Anywhere in the US! Ever!

Just Kaupthing manages fifth place on that list, above such luminaries as Enron, Texaco, Chrysler and Pacific Gas. Landsbankinn is in ninth place and Glitnir tenth.

The result from Iceland’s heady experiment with becoming a global financial player is three Icelandic businesses which would make the US top ten bankruptcy list!

Three!

For a country with just over 300.000 inhabitants that must be some sort of galactic record.

Those bankruptcies can hardly be blamed on the staff of the banks’ retail branches who were lending mortgages, overdrafts and credit cards. No the problems must have really started at a higher level. Like private banking and corporate banking.

And the staff is much the same as before the crash. And now they want bonuses again.

How does that work? A successful private banking employee works the phone and his contact list again and again to make money for his division. Do Stefan and Anna really pick up the phone and say, “Hey remember that 100 million you entrusted me with in 2006-2007? Yeah, shame about that. But let me tell you about the great opportunities our asset management team has discovered for you now”.

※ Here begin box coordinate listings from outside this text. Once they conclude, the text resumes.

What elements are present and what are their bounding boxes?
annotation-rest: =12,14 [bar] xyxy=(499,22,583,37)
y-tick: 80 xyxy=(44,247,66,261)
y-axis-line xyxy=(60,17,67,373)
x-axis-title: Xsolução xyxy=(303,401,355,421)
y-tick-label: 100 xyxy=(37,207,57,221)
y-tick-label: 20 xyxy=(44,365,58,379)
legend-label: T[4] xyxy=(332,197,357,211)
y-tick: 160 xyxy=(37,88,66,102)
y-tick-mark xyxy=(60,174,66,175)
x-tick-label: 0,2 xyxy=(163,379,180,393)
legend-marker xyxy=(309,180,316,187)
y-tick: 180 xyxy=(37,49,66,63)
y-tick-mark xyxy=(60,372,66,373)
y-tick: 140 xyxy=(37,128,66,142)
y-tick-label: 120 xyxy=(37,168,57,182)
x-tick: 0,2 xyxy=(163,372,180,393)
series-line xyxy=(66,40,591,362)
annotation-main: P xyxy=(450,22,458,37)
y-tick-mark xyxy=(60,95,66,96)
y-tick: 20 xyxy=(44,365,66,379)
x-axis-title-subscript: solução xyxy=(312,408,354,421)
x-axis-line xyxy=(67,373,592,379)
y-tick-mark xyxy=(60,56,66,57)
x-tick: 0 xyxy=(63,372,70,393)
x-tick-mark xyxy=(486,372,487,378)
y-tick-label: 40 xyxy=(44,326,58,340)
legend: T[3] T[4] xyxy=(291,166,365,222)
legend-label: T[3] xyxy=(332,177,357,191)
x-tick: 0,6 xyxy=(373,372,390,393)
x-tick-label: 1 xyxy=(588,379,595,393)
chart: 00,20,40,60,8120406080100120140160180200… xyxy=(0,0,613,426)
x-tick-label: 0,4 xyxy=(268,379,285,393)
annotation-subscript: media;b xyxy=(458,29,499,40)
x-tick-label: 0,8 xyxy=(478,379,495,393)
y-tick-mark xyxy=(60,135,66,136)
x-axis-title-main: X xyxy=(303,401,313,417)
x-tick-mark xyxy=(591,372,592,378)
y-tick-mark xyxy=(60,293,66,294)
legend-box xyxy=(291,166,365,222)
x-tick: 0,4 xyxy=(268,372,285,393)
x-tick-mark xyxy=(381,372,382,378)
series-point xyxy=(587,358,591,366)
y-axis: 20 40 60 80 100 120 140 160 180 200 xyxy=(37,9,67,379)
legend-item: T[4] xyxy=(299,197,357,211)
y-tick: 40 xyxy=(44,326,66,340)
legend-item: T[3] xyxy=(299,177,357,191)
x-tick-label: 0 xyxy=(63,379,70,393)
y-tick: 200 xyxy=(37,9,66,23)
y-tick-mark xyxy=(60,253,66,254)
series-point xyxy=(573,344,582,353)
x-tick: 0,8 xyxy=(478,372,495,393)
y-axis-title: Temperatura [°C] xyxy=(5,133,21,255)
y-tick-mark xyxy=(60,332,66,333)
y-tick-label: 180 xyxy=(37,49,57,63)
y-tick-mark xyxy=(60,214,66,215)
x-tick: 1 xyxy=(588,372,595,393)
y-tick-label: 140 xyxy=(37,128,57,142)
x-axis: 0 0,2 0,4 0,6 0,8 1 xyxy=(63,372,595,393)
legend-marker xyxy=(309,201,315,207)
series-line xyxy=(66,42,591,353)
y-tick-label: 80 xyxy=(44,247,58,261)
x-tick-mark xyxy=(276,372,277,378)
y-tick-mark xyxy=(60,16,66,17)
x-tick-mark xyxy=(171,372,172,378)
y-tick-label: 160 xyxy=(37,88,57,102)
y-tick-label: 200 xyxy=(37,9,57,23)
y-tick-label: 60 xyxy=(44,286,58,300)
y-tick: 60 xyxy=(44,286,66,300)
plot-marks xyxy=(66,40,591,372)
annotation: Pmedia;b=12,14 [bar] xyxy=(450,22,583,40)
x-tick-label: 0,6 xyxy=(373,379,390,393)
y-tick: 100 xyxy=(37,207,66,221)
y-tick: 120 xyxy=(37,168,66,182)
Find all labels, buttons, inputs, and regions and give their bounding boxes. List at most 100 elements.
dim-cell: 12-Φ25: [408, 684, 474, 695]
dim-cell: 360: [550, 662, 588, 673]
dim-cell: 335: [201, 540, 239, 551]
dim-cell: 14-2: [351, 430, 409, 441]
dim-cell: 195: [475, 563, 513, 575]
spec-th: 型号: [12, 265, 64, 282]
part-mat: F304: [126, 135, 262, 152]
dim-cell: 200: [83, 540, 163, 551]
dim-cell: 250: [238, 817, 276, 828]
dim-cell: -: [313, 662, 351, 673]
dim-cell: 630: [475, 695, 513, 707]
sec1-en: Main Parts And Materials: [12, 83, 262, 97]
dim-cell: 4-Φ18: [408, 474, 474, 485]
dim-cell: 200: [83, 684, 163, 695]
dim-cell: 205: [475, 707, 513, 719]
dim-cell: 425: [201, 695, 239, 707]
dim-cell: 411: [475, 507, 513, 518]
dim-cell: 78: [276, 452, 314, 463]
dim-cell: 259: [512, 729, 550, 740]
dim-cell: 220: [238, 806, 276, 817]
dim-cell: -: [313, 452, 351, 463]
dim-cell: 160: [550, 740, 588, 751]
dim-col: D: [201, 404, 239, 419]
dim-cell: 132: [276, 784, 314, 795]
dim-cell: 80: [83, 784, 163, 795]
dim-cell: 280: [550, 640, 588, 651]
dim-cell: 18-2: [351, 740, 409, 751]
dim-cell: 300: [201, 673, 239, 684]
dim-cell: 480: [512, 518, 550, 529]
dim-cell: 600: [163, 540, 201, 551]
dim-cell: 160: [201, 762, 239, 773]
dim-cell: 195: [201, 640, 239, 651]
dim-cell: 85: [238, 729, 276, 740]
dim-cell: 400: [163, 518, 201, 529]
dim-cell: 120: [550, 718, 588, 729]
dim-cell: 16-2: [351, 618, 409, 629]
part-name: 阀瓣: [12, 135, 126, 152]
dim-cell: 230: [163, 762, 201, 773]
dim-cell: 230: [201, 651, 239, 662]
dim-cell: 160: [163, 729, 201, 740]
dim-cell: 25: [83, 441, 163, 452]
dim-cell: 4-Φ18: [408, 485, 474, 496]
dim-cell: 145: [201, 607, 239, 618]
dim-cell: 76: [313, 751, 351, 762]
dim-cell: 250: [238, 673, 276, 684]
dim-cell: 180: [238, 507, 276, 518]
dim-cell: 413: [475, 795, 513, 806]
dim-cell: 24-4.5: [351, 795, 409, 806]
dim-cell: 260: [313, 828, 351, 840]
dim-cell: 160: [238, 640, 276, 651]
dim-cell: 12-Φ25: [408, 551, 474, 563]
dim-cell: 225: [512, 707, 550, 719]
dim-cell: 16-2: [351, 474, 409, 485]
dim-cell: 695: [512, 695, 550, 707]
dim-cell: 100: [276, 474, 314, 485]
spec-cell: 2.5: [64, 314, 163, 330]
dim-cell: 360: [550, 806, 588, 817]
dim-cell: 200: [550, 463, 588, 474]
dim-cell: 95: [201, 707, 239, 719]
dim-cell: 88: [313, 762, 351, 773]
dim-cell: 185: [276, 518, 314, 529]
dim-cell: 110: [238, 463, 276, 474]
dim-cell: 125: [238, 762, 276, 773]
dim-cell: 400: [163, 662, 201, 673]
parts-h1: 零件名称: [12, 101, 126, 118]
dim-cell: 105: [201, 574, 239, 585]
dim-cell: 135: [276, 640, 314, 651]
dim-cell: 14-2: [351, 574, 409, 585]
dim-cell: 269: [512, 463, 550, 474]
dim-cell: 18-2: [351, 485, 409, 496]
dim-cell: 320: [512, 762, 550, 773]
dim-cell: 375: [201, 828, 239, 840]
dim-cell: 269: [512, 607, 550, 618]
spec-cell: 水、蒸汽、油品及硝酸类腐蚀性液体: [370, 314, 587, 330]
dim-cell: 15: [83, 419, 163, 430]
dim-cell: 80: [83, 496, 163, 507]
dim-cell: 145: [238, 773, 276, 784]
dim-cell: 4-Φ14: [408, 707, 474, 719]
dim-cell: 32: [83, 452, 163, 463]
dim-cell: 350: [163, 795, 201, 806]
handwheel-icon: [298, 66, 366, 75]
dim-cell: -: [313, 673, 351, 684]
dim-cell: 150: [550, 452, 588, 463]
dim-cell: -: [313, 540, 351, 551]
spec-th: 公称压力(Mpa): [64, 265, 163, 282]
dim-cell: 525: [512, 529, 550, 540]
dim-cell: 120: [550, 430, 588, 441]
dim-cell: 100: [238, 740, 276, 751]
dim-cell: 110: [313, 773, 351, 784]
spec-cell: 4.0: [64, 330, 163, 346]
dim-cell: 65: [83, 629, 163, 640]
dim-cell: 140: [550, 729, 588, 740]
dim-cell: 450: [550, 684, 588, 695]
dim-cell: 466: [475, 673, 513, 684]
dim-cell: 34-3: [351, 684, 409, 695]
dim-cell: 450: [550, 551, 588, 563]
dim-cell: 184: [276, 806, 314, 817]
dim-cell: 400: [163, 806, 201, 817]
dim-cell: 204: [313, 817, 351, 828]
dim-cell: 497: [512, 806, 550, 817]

What on earth are their customers thinking?

There shouldn’t be any reason for any customers to continue banking with the same people and the same banks…unless.

Unless those same customers have benefited somehow from handsome write-offs. And that would especially make sense at the corporate level, and to a lesser extent in private banking.

Anyhow, what is going to happen if these bonuses are not approved of? Are these employees just going to stand up and leave?

And so what? Where are they going to go? Are they really sought after in the City, Wall Street, Dubai or Copenhagen? The management should at least not worry about finding enough talent to fill their shoes at this moment in time. With close to 10% unemployment and a highly educated workforce, that shouldn’t be a problem.

Social Democratic MP Robert Marshall today said that if these bonuses would become reality then they should be taxed to the hilt. A welcome sign that there still is life in that party. But would the Social Dems really dare? Or are old habits really just too hard to break?